Now, Zambrano and his team have put their ideas to the test by releasing a small number of animals. Twelve, to be exact.
“How is the oxygen?”
Axolotls must be kept cool, and Zambrano’s laboratory at UNAM, home to a breeding colony of about 150 animals of wild lineages, is kept at 18 degrees Celsius. One mid-October morning, with his colleague Carlos Sumano at the helm, Zambrano and a group of students boarded a boat with six laboratory-bred animals in coolers. They were all lively hatchlings; under proper conditions, axolotls can live up to 20 years.

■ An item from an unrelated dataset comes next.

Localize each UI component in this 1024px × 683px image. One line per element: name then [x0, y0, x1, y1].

In 2017, Zambrano’s team placed radio frequency tags on 10 axolotls and released them in an artificial lake on the UNAM campus. They noticed that the amphibians, who were not thought to be very social, often gathered in the evenings for about an hour and then dispersed. They observed a male and female who never strayed more than a few meters apart. They also saw one end up in the stomach of a water snake. But the animals grew, had no trouble finding food.
The axolots to be released that day in October were placed in submerged cages made of bamboo and shrimp mesh, allowing them to move and hunt without becoming prey. The cages would go to canals equipped with biofilters made of volcanic rock and native plants to prevent contaminants and invasive fish from entering. Each canal had to be cool and oxygenated and contain abundant tiny crustaceans for the axolotls to feed on. Only six animals would be released in two canals. In a week, the group would release another six. Even thinking about their reproduction was too much for now: the animals were separated by sex. It was enough for them to survive.

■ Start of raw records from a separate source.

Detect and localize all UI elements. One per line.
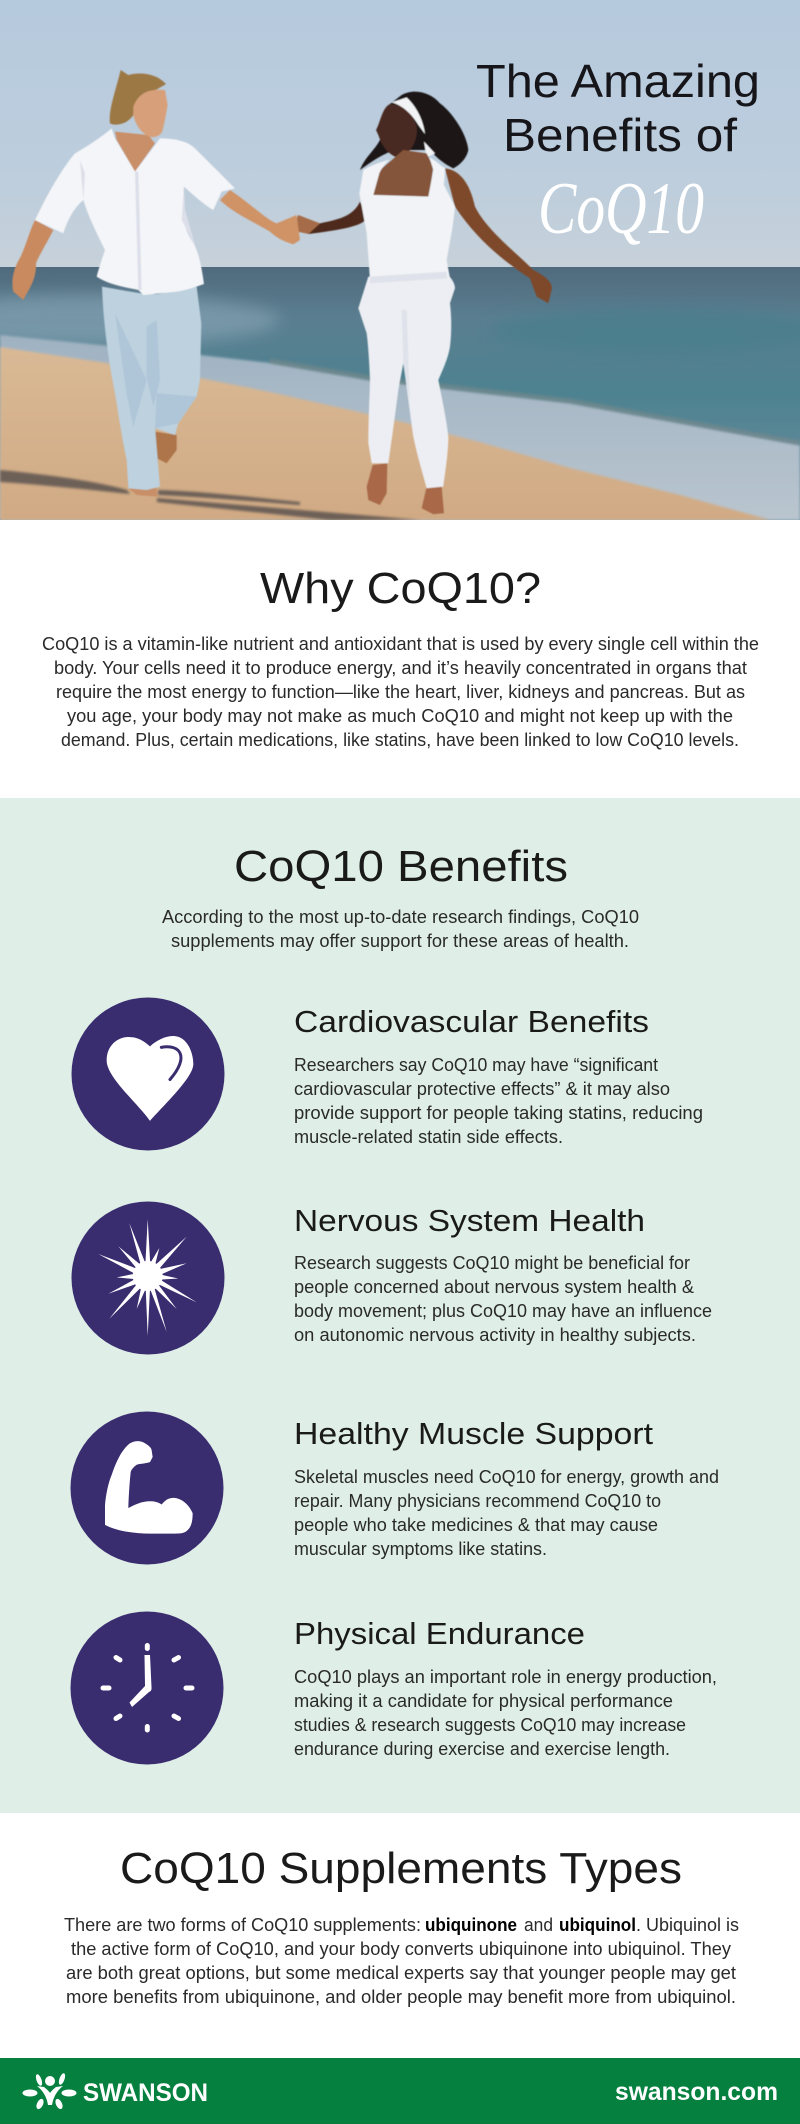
heading: CoQ10 Benefits: CoQ10 Benefits (234, 842, 568, 891)
text block: benefits intro: supplements may offer support for these areas of health. (171, 931, 629, 951)
card: healthy muscle support: Skeletal muscles need CoQ10 for energy, growth and (294, 1467, 719, 1487)
card: physical endurance: Physical Endurance (294, 1616, 585, 1651)
text block: supplement types paragraph: are both great options, but some medical experts say that younger people may get (66, 1963, 736, 1983)
card: healthy muscle support: Healthy Muscle Support (294, 1416, 653, 1451)
text block: supplement types paragraph: the active form of CoQ10, and your body converts ubiquinone into ubiquinol. They (71, 1939, 731, 1959)
card: nervous system health: body movement; plus CoQ10 may have an influence (294, 1301, 712, 1321)
card: nervous system health (294, 1203, 712, 1345)
card: cardiovascular benefits: Cardiovascular Benefits (294, 1004, 649, 1039)
text block: supplement types paragraph (64, 1915, 739, 2007)
text block: why CoQ10 paragraph: you age, your body may not make as much CoQ10 and might not keep up with the (67, 706, 733, 726)
text block: why CoQ10 paragraph: demand. Plus, certain medications, like statins, have been linked to low CoQ10 levels. (61, 730, 739, 750)
card: cardiovascular benefits: provide support for people taking statins, reducing (294, 1103, 703, 1123)
footer bar (0, 2058, 800, 2124)
card: healthy muscle support: repair. Many physicians recommend CoQ10 to (294, 1491, 661, 1511)
title: The Amazing Benefits of CoQ10: CoQ10 (538, 168, 704, 250)
text block: supplement types paragraph: and (524, 1915, 553, 1935)
card: healthy muscle support: people who take medicines & that may cause (294, 1515, 658, 1535)
title: The Amazing Benefits of CoQ10: The Amazing (476, 55, 760, 107)
panel: CoQ10 benefits (0, 798, 800, 1813)
card: physical endurance (294, 1616, 717, 1759)
card: nervous system health: Nervous System Health (294, 1203, 645, 1238)
card: cardiovascular benefits (294, 1004, 703, 1147)
card: cardiovascular benefits: Researchers say CoQ10 may have “significant (294, 1055, 658, 1075)
text block: supplement types paragraph: ubiquinol (559, 1915, 636, 1935)
text block: supplement types paragraph: . Ubiquinol is (636, 1915, 739, 1935)
man figure (12, 70, 300, 497)
card: cardiovascular benefits: cardiovascular protective effects” & it may also (294, 1079, 670, 1099)
text block: supplement types paragraph: ubiquinone (425, 1915, 517, 1935)
text block: why CoQ10 paragraph: require the most energy to function—like the heart, liver, kidneys and pancreas. But as (56, 682, 745, 702)
card: physical endurance: CoQ10 plays an important role in energy production, (294, 1667, 717, 1687)
icon: nerve starburst (72, 1202, 224, 1354)
heading: Why CoQ10?: Why CoQ10? (260, 564, 541, 613)
icon: heart (72, 998, 224, 1150)
text block: why CoQ10 paragraph: body. Your cells need it to produce energy, and it’s heavily concentrated in organs that (54, 658, 747, 678)
card: physical endurance: endurance during exercise and exercise length. (294, 1739, 670, 1759)
icon: flexed arm (70, 1412, 224, 1564)
card: healthy muscle support (294, 1416, 719, 1559)
heading: CoQ10 Supplements Types: CoQ10 Supplements Types (120, 1844, 682, 1893)
hero photo: couple running on beach (0, 0, 800, 520)
text block: benefits intro (162, 907, 639, 951)
website: swanson.com: swanson.com (615, 2078, 778, 2106)
card: nervous system health: Research suggests CoQ10 might be beneficial for (294, 1253, 690, 1273)
logo: Swanson: SWANSON (83, 2079, 208, 2107)
text block: supplement types paragraph: more benefits from ubiquinone, and older people may benefit more from ubiquinol. (66, 1987, 736, 2007)
card: healthy muscle support: muscular symptoms like statins. (294, 1539, 547, 1559)
text block: why CoQ10 paragraph: CoQ10 is a vitamin-like nutrient and antioxidant that is used by every single cell within the (42, 634, 759, 654)
title: The Amazing Benefits of CoQ10: Benefits of (503, 109, 737, 161)
text block: benefits intro: According to the most up-to-date research findings, CoQ10 (162, 907, 639, 927)
card: physical endurance: making it a candidate for physical performance (294, 1691, 673, 1711)
card: physical endurance: studies & research suggests CoQ10 may increase (294, 1715, 686, 1735)
card: nervous system health: people concerned about nervous system health & (294, 1277, 694, 1297)
title: The Amazing Benefits of CoQ10 (476, 55, 760, 250)
text block: why CoQ10 paragraph (42, 634, 759, 750)
logo: Swanson (22, 2073, 208, 2110)
text block: supplement types paragraph: There are two forms of CoQ10 supplements: (64, 1915, 421, 1935)
woman figure (290, 92, 552, 514)
card: nervous system health: on autonomic nervous activity in healthy subjects. (294, 1325, 696, 1345)
card: cardiovascular benefits: muscle-related statin side effects. (294, 1127, 563, 1147)
icon: clock (70, 1612, 224, 1764)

Maria Huitzil, a doctoral student at the Metropolitan Autonomous University in Xochimilco, was working on a study that contributed to Zambrano and his colleagues’ conservation effort. She planned to retrieve the axolots monthly and take samples of their skin to look for “bacteria, fungi, viruses, protozoa, all the eukaryotes and prokaryotes that perform important functions of nutrition, osmoregulation, nutrient acquisition, and defense against pathogenic organisms,” she said. Since most axolotls in the world are bred in fish tanks, no one really knew what their natural microbiota consisted of. However, they seem to resist the infectious chytrid fungus, which has wreaked havoc on amphibian populations worldwide. What other secrets would the skin samples reveal?
With the boat moored, the students disembarked on their first chinampa, a farm filled with vegetables with rows of sunflowers, corn, leafy greens, and tomatoes. Javier del Valle, a fourth-generation co-owner and chinampero, watched as Zambrano and Sumano dug a protrusion in the black soil of the edges of his canal and began to sink one of their nearly two-meter-tall bamboo cages, which were difficult to handle. The students submerged their instruments to measure dissolved oxygen, turbidity, and conductivity. “How is the oxygen?” Zambrano wanted to know.
A native of Xochimilco, Del Valle grew up eating axolotls, especially in the form of tlapiques, tamales that combine fish, amphibians, and vegetables from the chinampas. Unlike many of his neighbors, who have dedicated their plots to other uses, he believes in the virtues of traditional chinampa farming, which does not use pesticides or chemical fertilizers. Alongside his family, they cultivate 80 varieties of flowers and vegetables in their chinampa, including an uncommon red spinach that he plucked for the team to try.
His axolotl refuge, at first glance little more than a trench, took five years to build. UNAM researchers provided interested farmers with a 70-page manual describing how the canals should be constructed.